Piratage de l’Éducation Nationale : 243 000 profils d’enseignants compromis sur COMPAS

Le secteur public français est de nouveau sous le feu des cybercriminels. En ce mois de mars 2026, le ministère de l’Éducation nationale a confirmé une intrusion majeure ayant conduit au vol des données personnelles de 243 000 agents. Voici tout ce qu’il faut savoir sur ce piratage et les mesures de protection à adopter.
Comment le piratage sur le logiciel COMPAS a-t-il eu lieu ?
Contrairement à ce que l’on pourrait penser, l’attaque n’est pas le résultat d’une faille logicielle complexe. Selon les premières analyses techniques, le pirate a utilisé un compte externe compromis pour s’introduire dans l’application COMPAS, l’outil de gestion des ressources humaines du ministère.
- Logiciel ciblé : COMPAS (outil RH).
- Vecteur d’attaque : Vol d’identifiants (Credential Stuffing ou Phishing).
- Chronologie : L’intrusion a débuté le 15 mars 2026 et a été détectée le 19 mars par les services de sécurité ministériels.
Quelles sont les données personnelles en circulation ?
Le pirate, opérant sous le pseudonyme de Hexdex, a mis en vente une base de données contenant des informations sensibles concernant principalement des enseignants (stagiaires et titulaires) ainsi que leurs tuteurs.
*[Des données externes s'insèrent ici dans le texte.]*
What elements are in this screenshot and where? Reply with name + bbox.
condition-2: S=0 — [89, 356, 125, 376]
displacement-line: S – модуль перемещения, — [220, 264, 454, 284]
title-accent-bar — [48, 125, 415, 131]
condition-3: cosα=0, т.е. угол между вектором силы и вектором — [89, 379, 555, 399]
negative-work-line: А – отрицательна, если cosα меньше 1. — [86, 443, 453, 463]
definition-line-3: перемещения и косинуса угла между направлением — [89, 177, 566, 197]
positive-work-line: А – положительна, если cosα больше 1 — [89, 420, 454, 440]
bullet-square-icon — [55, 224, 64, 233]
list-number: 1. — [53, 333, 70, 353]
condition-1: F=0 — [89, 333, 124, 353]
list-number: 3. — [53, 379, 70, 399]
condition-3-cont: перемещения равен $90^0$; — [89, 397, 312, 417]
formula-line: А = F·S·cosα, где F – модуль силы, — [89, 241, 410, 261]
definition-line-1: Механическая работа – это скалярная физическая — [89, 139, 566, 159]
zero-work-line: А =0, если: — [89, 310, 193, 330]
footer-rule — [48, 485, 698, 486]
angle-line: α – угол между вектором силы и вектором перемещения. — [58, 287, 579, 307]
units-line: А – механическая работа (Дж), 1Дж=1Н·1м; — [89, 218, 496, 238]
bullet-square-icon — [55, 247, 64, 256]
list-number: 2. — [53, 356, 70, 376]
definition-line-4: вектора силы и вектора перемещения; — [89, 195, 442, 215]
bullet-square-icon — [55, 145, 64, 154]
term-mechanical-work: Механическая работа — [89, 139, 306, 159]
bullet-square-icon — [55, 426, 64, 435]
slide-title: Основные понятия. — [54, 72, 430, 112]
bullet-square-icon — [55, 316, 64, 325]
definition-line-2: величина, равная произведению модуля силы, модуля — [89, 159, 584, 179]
Les données exfiltrées incluent :
- Identité : Noms, prénoms, dates de naissance.
- Contact : Adresses postales et numéros de téléphone.
- Carrière : Grades, échelons, affectations et périodes d’absence.
Bien que les coordonnées bancaires ne semblent pas concernées par cette fuite spécifique, le croisement de ces données permet aux pirates de mener des attaques d’ingénierie sociale extrêmement ciblées.
Attention aux risques de phishing !
Avec de telles informations (grade, affectation, absences), un cybercriminel peut rédiger un e-mail de phishing parfaitement crédible. Un enseignant pourrait recevoir un faux message de son académie mentionnant son échelon exact ou une absence récente pour l’inciter à cliquer sur un lien malveillant.
Les 3 réflexes à adopter si vous êtes concerné :
- Méfiance accrue : Soyez sceptique face à tout appel ou mail vous demandant des codes d’accès ou des informations bancaires, même s’ils semblent provenir de l’Éducation nationale.
- Changement de mot de passe : Si vous utilisez le même mot de passe pour COMPAS et d’autres services (personnels ou professionnels), changez-les immédiatement.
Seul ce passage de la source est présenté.